Поскольку все создано богом, то всякое бытие есть добро; зло в субстанциональном смысле не существует. «Все, что существует, есть добро»,(52) – говорит Августин. Созданная богом природа иерархически организована, ее вершиной является человек. В порядке природы не должно отсутствовать даже самое низшее. Человек должен руководствоваться не собственным масштабом, определяя нечто как добро и нечто как зло, а подходить ко всему с точки зрения целого. При таком подходе оказывается, что бог достоин похвалы во всех своих созданиях. Даже материя занимает свое место в гармонии универсума, являясь также творением бога. Тело тоже есть красота, хотя и низшая по рангу. Зло для Августина – не субстанция, а нарушение, отступление, отход от добра, своего рода дефект. Может существовать абсолютное добро, но не может существовать абсолютного зла.

Зло заключено в воле, отворачивающейся от высшего в пользу низшего. Оно есть свойство ангелов и людей, которые отклонились от бога как высшего бытия и сосредоточились на собственном бытии, по неизбежности являющимся ограниченным,

[82]

неполным. Не низшее само по себе является злом, а отход, отклонение от высшего к низшему. Иерархия бытия выступает таким образом иерархией благ. Бытие в этом смысле является иерархией ценностных предпочтений, задающей логику нравственного поведения и составляющей конкретное содержание этики Августина.

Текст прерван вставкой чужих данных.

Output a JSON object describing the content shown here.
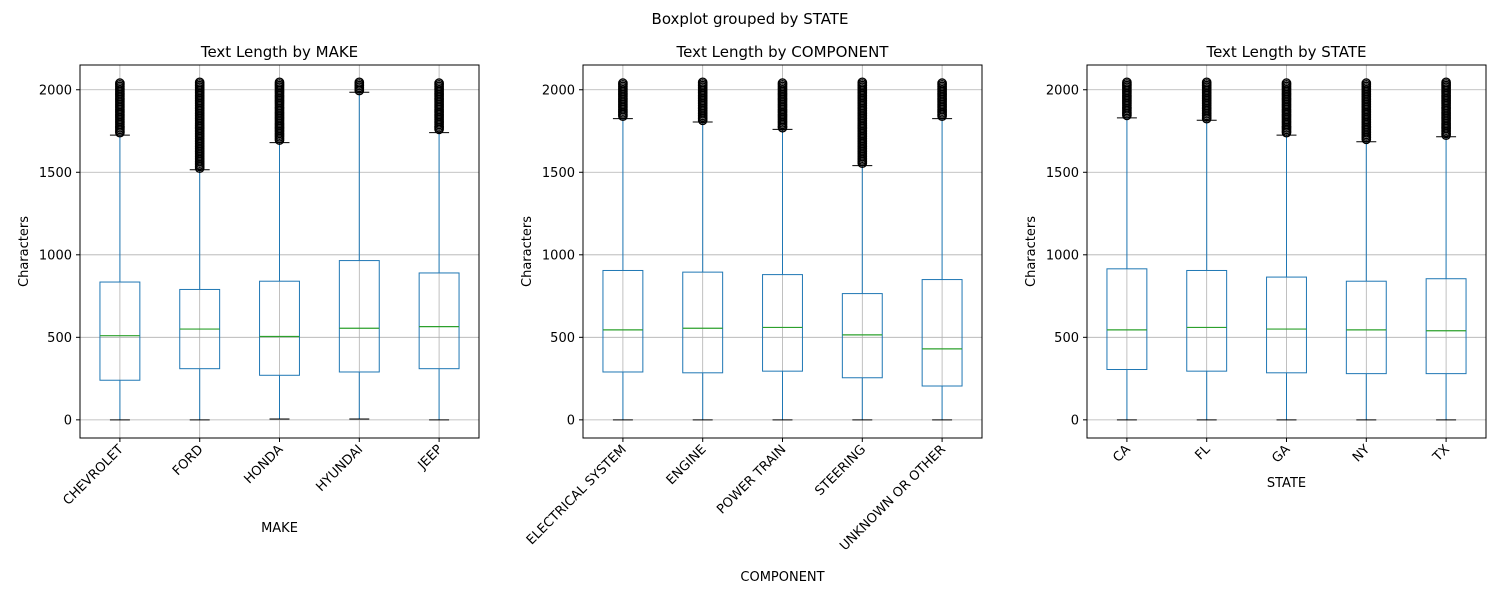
{
  "figure": {
    "suptitle": "Boxplot grouped by STATE"
  },
  "style": {
    "box_color": "#1f77b4",
    "median_color": "#2ca02c",
    "grid_color": "#b0b0b0",
    "flier_color": "#000000"
  },
  "chart_data": [
    {
      "type": "box",
      "title": "Text Length by MAKE",
      "xlabel": "MAKE",
      "ylabel": "Characters",
      "ylim": [
        -110,
        2150
      ],
      "yticks": [
        0,
        500,
        1000,
        1500,
        2000
      ],
      "grid": true,
      "categories": [
        "CHEVROLET",
        "FORD",
        "HONDA",
        "HYUNDAI",
        "JEEP"
      ],
      "boxes": [
        {
          "min": 0,
          "q1": 240,
          "median": 510,
          "q3": 835,
          "whisker_high": 1725,
          "outliers_from": 1740,
          "outliers_to": 2045
        },
        {
          "min": 0,
          "q1": 310,
          "median": 550,
          "q3": 790,
          "whisker_high": 1515,
          "outliers_from": 1525,
          "outliers_to": 2045
        },
        {
          "min": 5,
          "q1": 270,
          "median": 505,
          "q3": 840,
          "whisker_high": 1680,
          "outliers_from": 1695,
          "outliers_to": 2045
        },
        {
          "min": 5,
          "q1": 290,
          "median": 555,
          "q3": 965,
          "whisker_high": 1985,
          "outliers_from": 1995,
          "outliers_to": 2045
        },
        {
          "min": 0,
          "q1": 310,
          "median": 565,
          "q3": 890,
          "whisker_high": 1740,
          "outliers_from": 1760,
          "outliers_to": 2045
        }
      ]
    },
    {
      "type": "box",
      "title": "Text Length by COMPONENT",
      "xlabel": "COMPONENT",
      "ylabel": "Characters",
      "ylim": [
        -110,
        2150
      ],
      "yticks": [
        0,
        500,
        1000,
        1500,
        2000
      ],
      "grid": true,
      "categories": [
        "ELECTRICAL SYSTEM",
        "ENGINE",
        "POWER TRAIN",
        "STEERING",
        "UNKNOWN OR OTHER"
      ],
      "boxes": [
        {
          "min": 0,
          "q1": 290,
          "median": 545,
          "q3": 905,
          "whisker_high": 1825,
          "outliers_from": 1840,
          "outliers_to": 2045
        },
        {
          "min": 0,
          "q1": 285,
          "median": 555,
          "q3": 895,
          "whisker_high": 1805,
          "outliers_from": 1815,
          "outliers_to": 2045
        },
        {
          "min": 0,
          "q1": 295,
          "median": 560,
          "q3": 880,
          "whisker_high": 1760,
          "outliers_from": 1770,
          "outliers_to": 2045
        },
        {
          "min": 0,
          "q1": 255,
          "median": 515,
          "q3": 765,
          "whisker_high": 1540,
          "outliers_from": 1555,
          "outliers_to": 2045
        },
        {
          "min": 0,
          "q1": 205,
          "median": 430,
          "q3": 850,
          "whisker_high": 1825,
          "outliers_from": 1840,
          "outliers_to": 2045
        }
      ]
    },
    {
      "type": "box",
      "title": "Text Length by STATE",
      "xlabel": "STATE",
      "ylabel": "Characters",
      "ylim": [
        -110,
        2150
      ],
      "yticks": [
        0,
        500,
        1000,
        1500,
        2000
      ],
      "grid": true,
      "categories": [
        "CA",
        "FL",
        "GA",
        "NY",
        "TX"
      ],
      "boxes": [
        {
          "min": 0,
          "q1": 305,
          "median": 545,
          "q3": 915,
          "whisker_high": 1830,
          "outliers_from": 1845,
          "outliers_to": 2045
        },
        {
          "min": 0,
          "q1": 295,
          "median": 560,
          "q3": 905,
          "whisker_high": 1815,
          "outliers_from": 1825,
          "outliers_to": 2045
        },
        {
          "min": 0,
          "q1": 285,
          "median": 550,
          "q3": 865,
          "whisker_high": 1725,
          "outliers_from": 1740,
          "outliers_to": 2045
        },
        {
          "min": 0,
          "q1": 280,
          "median": 545,
          "q3": 840,
          "whisker_high": 1685,
          "outliers_from": 1700,
          "outliers_to": 2045
        },
        {
          "min": 0,
          "q1": 280,
          "median": 540,
          "q3": 855,
          "whisker_high": 1715,
          "outliers_from": 1725,
          "outliers_to": 2045
        }
      ]
    }
  ]
}
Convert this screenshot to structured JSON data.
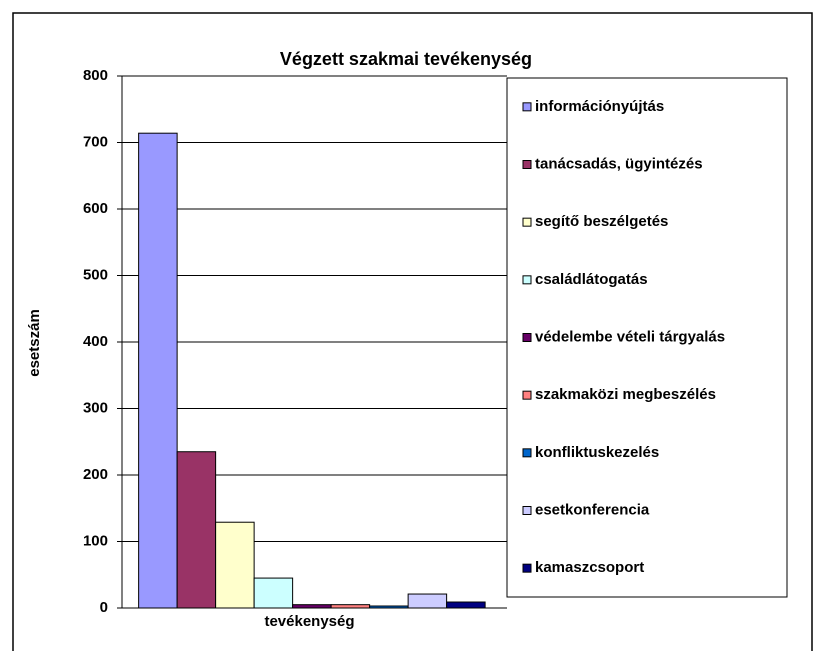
{
  "chart_data": {
    "type": "bar",
    "title": "Végzett szakmai tevékenység",
    "y_label": "esetszám",
    "categories": [
      "tevékenység"
    ],
    "series": [
      {
        "name": "információnyújtás",
        "color": "#9999FF",
        "values": [
          714
        ]
      },
      {
        "name": "tanácsadás, ügyintézés",
        "color": "#993366",
        "values": [
          235
        ]
      },
      {
        "name": "segítő beszélgetés",
        "color": "#FFFFCC",
        "values": [
          129
        ]
      },
      {
        "name": "családlátogatás",
        "color": "#CCFFFF",
        "values": [
          45
        ]
      },
      {
        "name": "védelembe vételi tárgyalás",
        "color": "#660066",
        "values": [
          5
        ]
      },
      {
        "name": "szakmaközi megbeszélés",
        "color": "#FF8080",
        "values": [
          5
        ]
      },
      {
        "name": "konfliktuskezelés",
        "color": "#0066CC",
        "values": [
          3
        ]
      },
      {
        "name": "esetkonferencia",
        "color": "#CCCCFF",
        "values": [
          21
        ]
      },
      {
        "name": "kamaszcsoport",
        "color": "#000080",
        "values": [
          9
        ]
      }
    ],
    "ylim": [
      0,
      800
    ],
    "yticks": [
      0,
      100,
      200,
      300,
      400,
      500,
      600,
      700,
      800
    ],
    "grid": true,
    "legend": "right"
  }
}
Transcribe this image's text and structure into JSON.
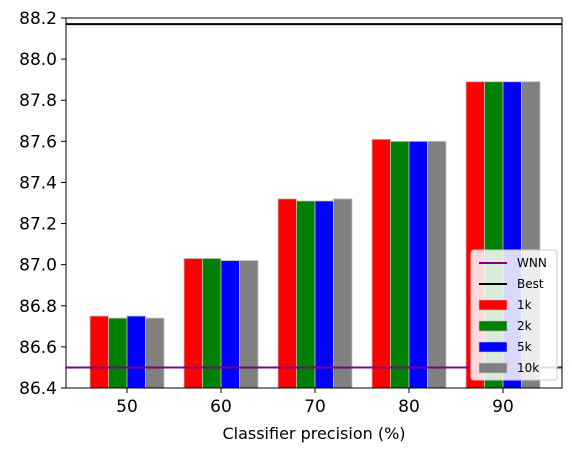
{
  "chart_data": {
    "type": "bar",
    "xlabel": "Classifier precision (%)",
    "ylabel": "",
    "categories": [
      "50",
      "60",
      "70",
      "80",
      "90"
    ],
    "ylim": [
      86.4,
      88.2
    ],
    "yticks": [
      "86.4",
      "86.6",
      "86.8",
      "87.0",
      "87.2",
      "87.4",
      "87.6",
      "87.8",
      "88.0",
      "88.2"
    ],
    "series": [
      {
        "name": "1k",
        "color": "#ff0000",
        "values": [
          86.75,
          87.03,
          87.32,
          87.61,
          87.89
        ]
      },
      {
        "name": "2k",
        "color": "#008000",
        "values": [
          86.74,
          87.03,
          87.31,
          87.6,
          87.89
        ]
      },
      {
        "name": "5k",
        "color": "#0000ff",
        "values": [
          86.75,
          87.02,
          87.31,
          87.6,
          87.89
        ]
      },
      {
        "name": "10k",
        "color": "#808080",
        "values": [
          86.74,
          87.02,
          87.32,
          87.6,
          87.89
        ]
      }
    ],
    "hlines": [
      {
        "name": "WNN",
        "color": "#800080",
        "value": 86.5
      },
      {
        "name": "Best",
        "color": "#000000",
        "value": 88.17
      }
    ],
    "legend": {
      "position": "lower-right",
      "order": [
        "WNN",
        "Best",
        "1k",
        "2k",
        "5k",
        "10k"
      ]
    },
    "grid": false
  }
}
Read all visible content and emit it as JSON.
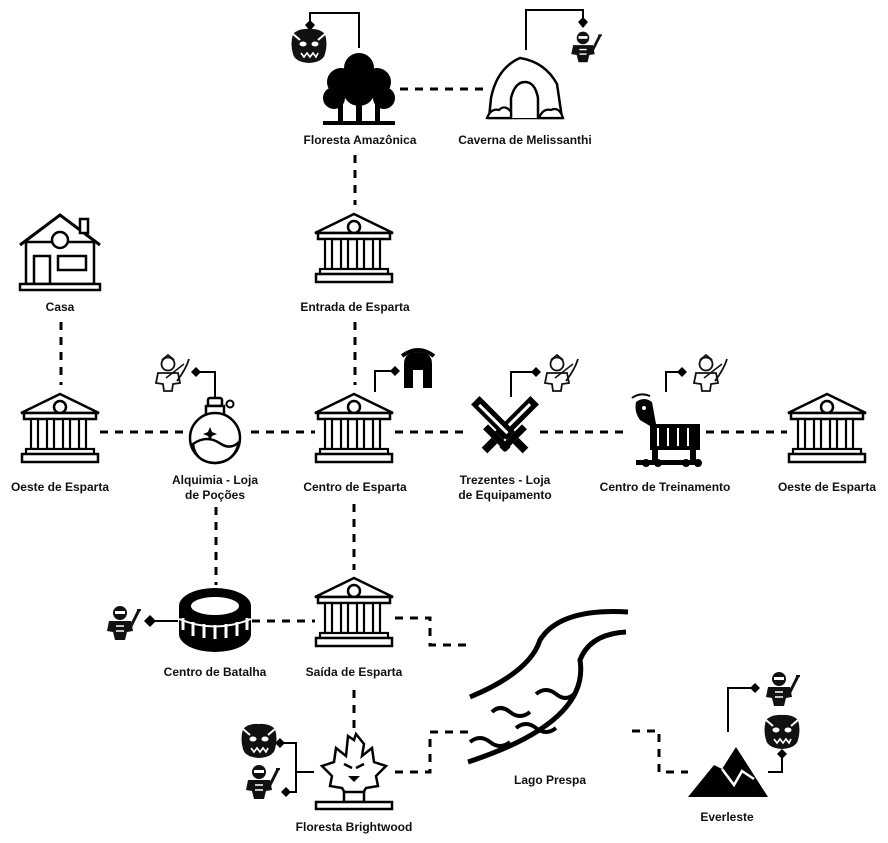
{
  "colors": {
    "ink": "#000000",
    "background": "#ffffff"
  },
  "locations": {
    "floresta_amazonica": "Floresta Amazônica",
    "caverna": "Caverna de Melissanthi",
    "casa": "Casa",
    "entrada": "Entrada de Esparta",
    "oeste_esq": "Oeste de Esparta",
    "alquimia_1": "Alquimia - Loja",
    "alquimia_2": "de Poções",
    "centro": "Centro de Esparta",
    "trezentes_1": "Trezentes - Loja",
    "trezentes_2": "de Equipamento",
    "treinamento": "Centro de Treinamento",
    "oeste_dir": "Oeste de Esparta",
    "batalha": "Centro de Batalha",
    "saida": "Saída de Esparta",
    "lago": "Lago Prespa",
    "everleste": "Everleste",
    "brightwood": "Floresta Brightwood"
  },
  "icons": {
    "forest": "tree-icon",
    "cave": "cave-icon",
    "house": "house-icon",
    "temple": "temple-icon",
    "potion": "potion-icon",
    "swords": "crossed-swords-icon",
    "trojan_horse": "trojan-horse-icon",
    "colosseum": "colosseum-icon",
    "river": "river-icon",
    "mountain": "mountain-icon",
    "fire_tree": "burning-tree-icon",
    "helmet": "spartan-helmet-icon",
    "monster": "monster-icon",
    "warrior": "warrior-icon",
    "archer": "archer-icon"
  }
}
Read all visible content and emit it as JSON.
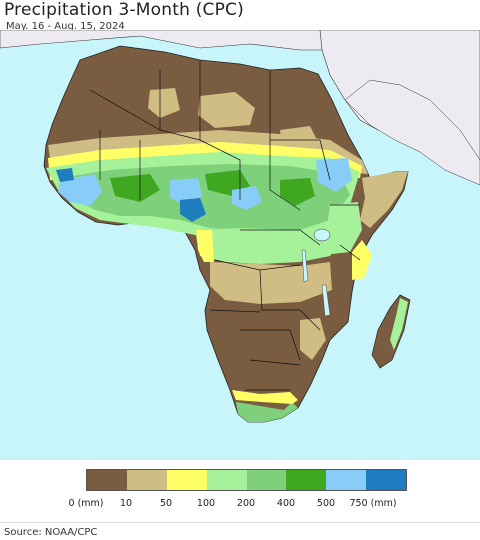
{
  "title": "Precipitation 3-Month (CPC)",
  "subtitle": "May. 16 - Aug. 15, 2024",
  "source": "Source: NOAA/CPC",
  "legend": {
    "colors": [
      "#7a5c40",
      "#cfbd84",
      "#ffff66",
      "#a6f29a",
      "#7ed07a",
      "#3fa820",
      "#88ccf8",
      "#1f7dbf"
    ],
    "labels": [
      "0 (mm)",
      "10",
      "50",
      "100",
      "200",
      "400",
      "500",
      "750 (mm)"
    ]
  },
  "map": {
    "ocean_color": "#c8f5fa",
    "other_land_color": "#eeeaf1",
    "border_color": "#111111"
  }
}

Рассмотренная с точки зрения психологического содержания, этика Августина может быть охарактеризована как этика любви. Любовь есть универсальная движущая сила человека, разновидность космической силы, суть которой в том, что каждая вещь «стремится» к своему естественному, законному месту. Она является стремлением к чему-то, что желаемо ради него самого, имеет самоцельное значение и сопряжено с душевным покоем. Человек не только любит, но и способен тем или иным образом относиться к любви, рефлексировать по поводу нее. Он любит или не любит саму любовь, т.е. направляет ее. Не сами первичные желания, а именно их вторичная оценка специфична для человека в отличие от животных и придает его поведению моральный смысл.

Определенный порядок в любви, соответствующий общему порядку космоса, и есть добродетель. Для добродетельного порядка любви существенно различие между стремлением к богу и всеми остальными стремлениями. «Порядок есть то, – пишет Августин, – что, если мы будем его держаться в своей жизни, приведет нас к богу, а если не будем держаться, не придем к богу».(53) Обозначая эту границу в поведенческих терминах, он говорит о двух отношениях человека: наслаждении и пользовании. Наслаждения достоин только бог, высшее благо. Все остальное – предмет пользования. «Радуйся богу, но не пользуйся им; пользуйся земными благами, но не радуйся им», – таков основной этический императив Августина. Когда соблюдается порядок любви, тогда человек на правильном пути, на пути блаженства. Если же он нарушается и человек пользуется тем, чем следует наслаждаться, а наслаждается тем, чем следует пользоваться, то уделом его будет беспокойство и страдание.

[83]

В рамках общей нормативной установки любви к богу и к другим людям, поскольку они богоподобны (и в других, и в себе, согласно Августину, человек, если он любит правильно, соблюдая естественный порядок, любит прежде всего бога), обозначается место традиционных человеческих добродетелей. Мудрость позволяет различать между добром и злом, справедливость – воздавать каждому свое, мужество – противостоять недостойному, умеренность – обуздывать страсти. Указанные добродетели регулируют поведение человека как существа бренного, направляя его на то, чтобы противостоять заблуждению, нужде, чувственности, опасностям. При этом исключительно важно осознание относительности благ, сопряженных с собственно нравственными добродетелями. Они достойны любви не ради себя самих, а в той мере и в той части, в какой они направлены на бога. Соподчиненность любви к богу как высшей установке только и придает нравственный смысл действиям человека.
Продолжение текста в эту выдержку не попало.